The bullpen will be a fingers crossed kind of thing. K-Rod is the closer. One of the compelling stories for the Mets in 2011 will be whether the club tries to prevent him from reaching the 55 completed games he needs in order for his $17.5 million kicker to activate. The Players’ Association will undoubtedly be monitoring the situation very closely…The Mets lost a lot of bullpen arms in the offseason – Pedro Feliciano, Hisanori Takahashi, Elmer Dessens, Fernando Nieve, and Raul Valdes are all gone…Bobby Parnell will be back and is likely to be the set-up man for K-Rod. Parnell looks to me like a closer in waiting and has already lit up the gun at 103 MPH. I like his demeanor on the mound and I’m rooting for him to succeed. …Manny Acosta, picked up from the Atlanta Braves, will be another power arm in the pen….Journeyman DJ Carrasco, 34, was picked up cheaply off the junk pile and will be a middle reliever, and Taylor Bucholz, with one of the best curve balls I’ve ever seen, will try to reassert himself in 2011 as a major league caliber pitcher. …Like I said, keep your fingers crossed when the Mets have a lead and you see Terry Collins signaling for the bullpen.

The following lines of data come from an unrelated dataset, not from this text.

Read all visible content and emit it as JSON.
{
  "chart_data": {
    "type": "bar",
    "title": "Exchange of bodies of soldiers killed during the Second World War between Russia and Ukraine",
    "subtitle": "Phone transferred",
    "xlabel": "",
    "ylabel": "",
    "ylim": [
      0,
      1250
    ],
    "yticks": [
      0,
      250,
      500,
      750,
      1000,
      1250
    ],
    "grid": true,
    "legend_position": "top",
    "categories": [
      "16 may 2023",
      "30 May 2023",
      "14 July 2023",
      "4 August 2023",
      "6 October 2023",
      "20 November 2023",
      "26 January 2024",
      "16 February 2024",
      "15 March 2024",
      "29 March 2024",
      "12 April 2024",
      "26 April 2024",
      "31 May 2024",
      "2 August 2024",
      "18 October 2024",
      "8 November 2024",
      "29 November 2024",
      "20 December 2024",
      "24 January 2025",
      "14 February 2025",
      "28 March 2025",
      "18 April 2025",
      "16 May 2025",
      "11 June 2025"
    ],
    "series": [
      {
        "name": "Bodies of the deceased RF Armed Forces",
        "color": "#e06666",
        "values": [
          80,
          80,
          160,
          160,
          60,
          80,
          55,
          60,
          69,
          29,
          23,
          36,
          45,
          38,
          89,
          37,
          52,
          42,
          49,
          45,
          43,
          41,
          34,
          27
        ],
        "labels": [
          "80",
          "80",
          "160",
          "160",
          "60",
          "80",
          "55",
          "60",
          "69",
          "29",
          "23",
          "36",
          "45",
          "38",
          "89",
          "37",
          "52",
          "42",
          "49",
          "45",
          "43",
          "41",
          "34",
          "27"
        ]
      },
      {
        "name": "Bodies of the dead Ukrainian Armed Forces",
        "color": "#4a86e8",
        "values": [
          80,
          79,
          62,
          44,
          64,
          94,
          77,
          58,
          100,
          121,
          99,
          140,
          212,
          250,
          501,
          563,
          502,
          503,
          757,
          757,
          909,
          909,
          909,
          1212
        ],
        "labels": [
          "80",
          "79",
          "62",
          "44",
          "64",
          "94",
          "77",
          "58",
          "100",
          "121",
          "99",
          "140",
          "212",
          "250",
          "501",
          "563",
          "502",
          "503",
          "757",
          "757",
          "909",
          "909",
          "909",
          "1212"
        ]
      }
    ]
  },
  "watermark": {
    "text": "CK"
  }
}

It's not unlikely that the instability of the ownership situation will force the Mets to hold a fire sale before the end of the 2011 season. Jose Reyes and Carlos Beltran will both probably be dealt by the trading deadline. But it may not end there. Jason Bay could be traded, David Wright could be traded, and even K-Rod could be traded, provided the team is willing to assume some of his remaining salary. A house cleaning would not be the worst thing in the world. I like the idea of the Mets going with a nuclear option, torching the whole thing to the ground, and starting from scratch. They are probably 3 to 5 years away from being good anyway, and trading high-octane players now is a good way to get a head start on building for the future. I would welcome being able to see what some of the younger players can do at the Major League level, guys like Lucas Duda, with his Dave Kingmanesque power; Fernando Martinez, who always seems to be the next big thing but never gets enough playing time to adequately demonstrate his talents; and Jerry Meijia, with his lightning-fast heater. As much as I hate watching the Mets lose, this is the scenario I’m hoping for in 2011. I predict the team will finish 70-92, good enough for last place in their division. It’s gonna be a long summer in Queens, but the situation at the top of the organization is fluid, and maybe we’re now in a bottoming-out phase, the lowest low point immediately preceding a new period of ascendancy...


1 comment:

  1. Ha ha ha - it's always a good idea not to expect much from the Mets and every once in a while get surprised. Trouble follows this franchise like flies to shit so I agree it should be a very interesting year - off the field.